2. discuss the annual audited financial statements and quarterly financial statements with members of the RRG's management;

3. discuss the annual audited financial statements and, if advisable, the quarterly financial statements, with the RRG's external auditor;

4. discuss the RRG's risk assessment and risk management policies;

5. meet separately and periodically, directly or through a designated committee member, with the RRG's management and external auditor;

6. review with the external auditor any audit problems or difficulties and the RRG management's response;

7. set clear hiring policies for the RRG's hiring of current or former employees of the RRG's external auditor;

8. require the external auditor to rotate or coordinate the lead auditor and the auditor responsible for reviewing the RRG's audit so that no individual performs the RRG's audit for more than five consecutive years; and

9. report on its activities regularly to the RRG's board of directors.

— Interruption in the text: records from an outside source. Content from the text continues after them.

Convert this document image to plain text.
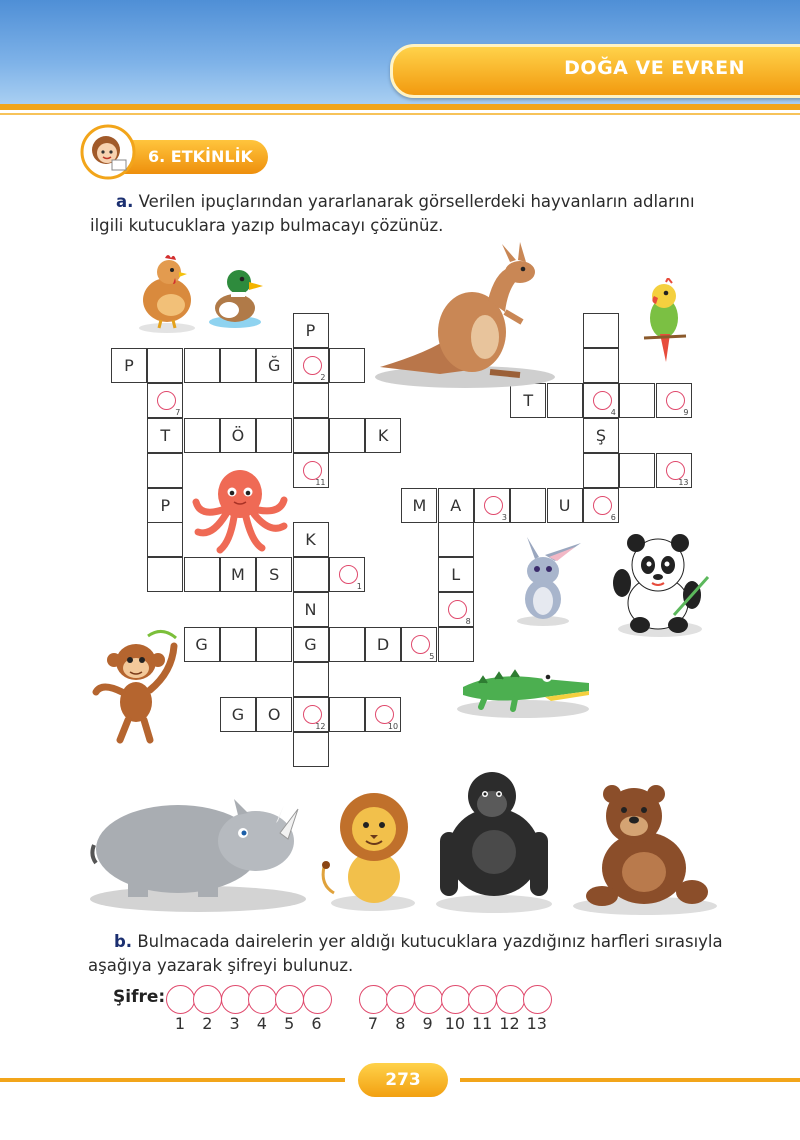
DOĞA VE EVREN
6. ETKİNLİK
a. Verilen ipuçlarından yararlanarak görsellerdeki hayvanların adlarını
ilgili kutucuklara yazıp bulmacayı çözünüz.
P
P	Ğ
2
7
T
4	9
T	Ö	K	Ş
11	13
P	M	A
3
U
6
K
M	S
1
L
N
8
G	G	D
5
G	O
12	10
b. Bulmacada dairelerin yer aldığı kutucuklara yazdığınız harfleri sırasıyla
aşağıya yazarak şifreyi bulunuz.
Şifre:
1	2	3	4	5	6	7	8	9 10 11 12 13
273
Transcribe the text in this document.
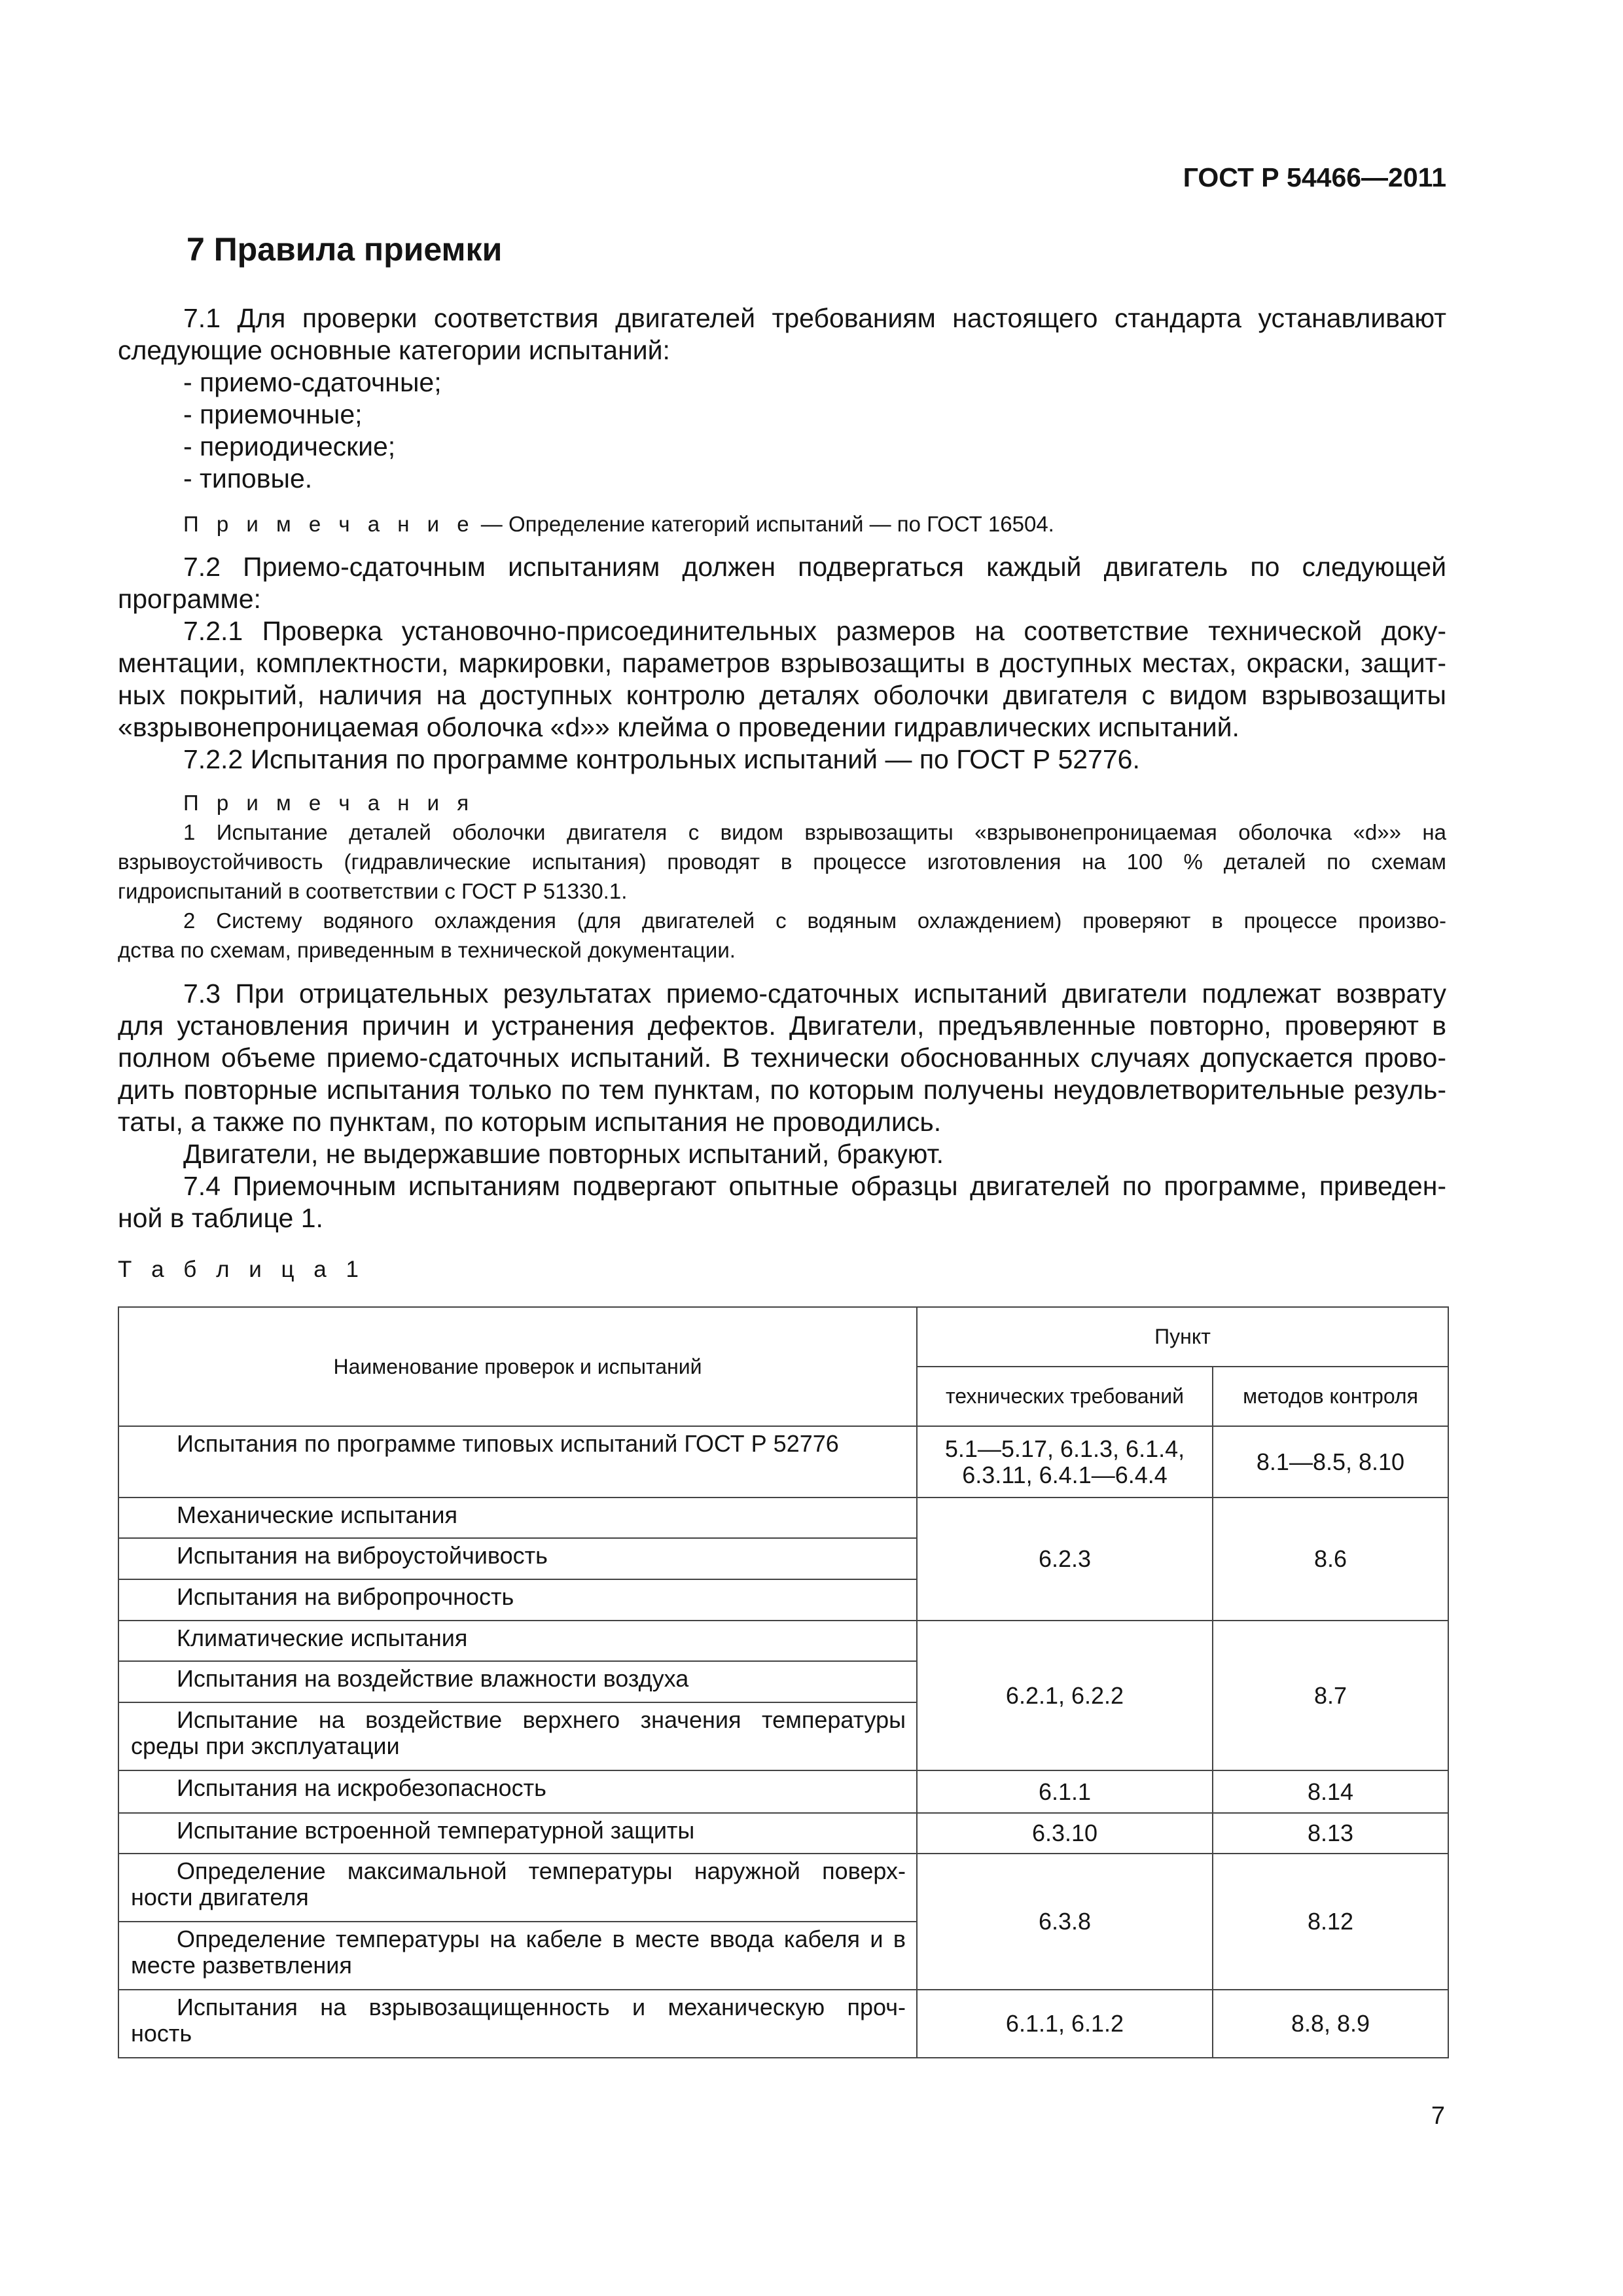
ГОСТ Р 54466—2011
7 Правила приемки
7.1 Для проверки соответствия двигателей требованиям настоящего стандарта устанавливают
следующие основные категории испытаний:
- приемо-сдаточные;
- приемочные;
- периодические;
- типовые.
П р и м е ч а н и е — Определение категорий испытаний — по ГОСТ 16504.
7.2 Приемо-сдаточным испытаниям должен подвергаться каждый двигатель по следующей
программе:
7.2.1 Проверка установочно-присоединительных размеров на соответствие технической доку-
ментации, комплектности, маркировки, параметров взрывозащиты в доступных местах, окраски, защит-
ных покрытий, наличия на доступных контролю деталях оболочки двигателя с видом взрывозащиты
«взрывонепроницаемая оболочка «d»» клейма о проведении гидравлических испытаний.
7.2.2 Испытания по программе контрольных испытаний — по ГОСТ Р 52776.
П р и м е ч а н и я
1 Испытание деталей оболочки двигателя с видом взрывозащиты «взрывонепроницаемая оболочка «d»» на
взрывоустойчивость (гидравлические испытания) проводят в процессе изготовления на 100 % деталей по схемам
гидроиспытаний в соответствии с ГОСТ Р 51330.1.
2 Систему водяного охлаждения (для двигателей с водяным охлаждением) проверяют в процессе произво-
дства по схемам, приведенным в технической документации.
7.3 При отрицательных результатах приемо-сдаточных испытаний двигатели подлежат возврату
для установления причин и устранения дефектов. Двигатели, предъявленные повторно, проверяют в
полном объеме приемо-сдаточных испытаний. В технически обоснованных случаях допускается прово-
дить повторные испытания только по тем пунктам, по которым получены неудовлетворительные резуль-
таты, а также по пунктам, по которым испытания не проводились.
Двигатели, не выдержавшие повторных испытаний, бракуют.
7.4 Приемочным испытаниям подвергают опытные образцы двигателей по программе, приведен-
ной в таблице 1.
Т а б л и ц а 1
Наименование проверок и испытаний	Пункт	
	технических требований	методов контроля

Испытания по программе типовых испытаний ГОСТ Р 52776	5.1—5.17, 6.1.3, 6.1.4,
6.3.11, 6.4.1—6.4.4	8.1—8.5, 8.10

Механические испытания	6.2.3	8.6

Испытания на виброустойчивость		

Испытания на вибропрочность		

Климатические испытания	6.2.1, 6.2.2	8.7

Испытания на воздействие влажности воздуха		

Испытание на воздействие верхнего значения температуры
среды при эксплуатации		

Испытания на искробезопасность	6.1.1	8.14

Испытание встроенной температурной защиты	6.3.10	8.13

Определение максимальной температуры наружной поверх-
ности двигателя	6.3.8	8.12

Определение температуры на кабеле в месте ввода кабеля и в
месте разветвления		

Испытания на взрывозащищенность и механическую проч-
ность	6.1.1, 6.1.2	8.8, 8.9
7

The act allows the commissioner to exempt an RRG from the audit committee requirements if it demonstrates that it is impracticable to do so and the board is able to accomplish the same obligations.

RRGs Chartered or Domiciled in Another State

By law, an RRG chartered in another state and seeking to do business in Connecticut must submit to the commissioner its plan of operations or a feasibility study and any revisions to the plan or study that were submitted to the RRG's domiciled state. The act requires the submission of such material revisions within 30 days (1) after the RRG receives the approval of its domiciled state's chief insurance regulatory official or (2) if no approval is required, after its submission to its domiciled state.

By law, an RRG doing business in Connecticut but not domiciled here must submit to the commissioner certain financial information, including a statement of opinion on loss and loss adjustment expense reserves prepared by a member of the American Academy of Actuaries or a qualified loss reserve specialist. The act requires such a statement to be prepared using NAIC-established criteria.

Under the act, such RRGs must also submit to the commissioner upon request a copy of any information or document pertaining to any outside audit of the RRG. Prior law required an RRG to submit only a copy of the audit.

Under existing law, the commissioner may request an examination of the financial condition of an RRG chartered in another state, to be conducted by the commissioner, in the RRG's chartered jurisdiction. If such an examination is not initiated within 60 days, an RRG must submit to such an examination by the Connecticut commissioner. The act limits this provision to RRGs that are both chartered and licensed, instead of only chartered as required under prior law, in another state.

Notice Requirement

Existing law requires an RRG to publish a notice on the front and declaration pages of each issued policy that (1) RRGs may not be subject to all of the state's insurance laws and regulations and (2) state insurance insolvency guaranty funds are not available for policies issued through RRGs. The act requires this notice on insurance applications as well.

BACKGROUND

RRGs and Related Federal Law

An RRG is a corporation or other limited liability association formed to assume and distribute the risk exposure of its members. By law, an RRG must meet certain chartering, licensing, and antitrust criteria and be owned by, and provide insurance to, only its members (or an organization comprised solely of its members). Its members must share similar commercial risks, and insurance provided by an RRG to its members must be limited to coverage of the shared risks. Under the federal Liability Risk Retention Act and with certain exceptions, an RRG is primarily regulated by its domiciled state, regardless of whether it also sells insurance in other states. In practice, RRGs are formed as captives. (Captives are insurance companies or entities formed to insure or reinsure the risks of their owners. )

Insurance Groups and Insurance Holding Companies

Insurance groups are insurers and affiliates within an insurance holding company. Insurance holding companies are affiliations between insurance companies and other people, corporations, partnerships, limited liability companies, associations, joint stock companies, business trusts, unincorporated organizations, or other legal entities.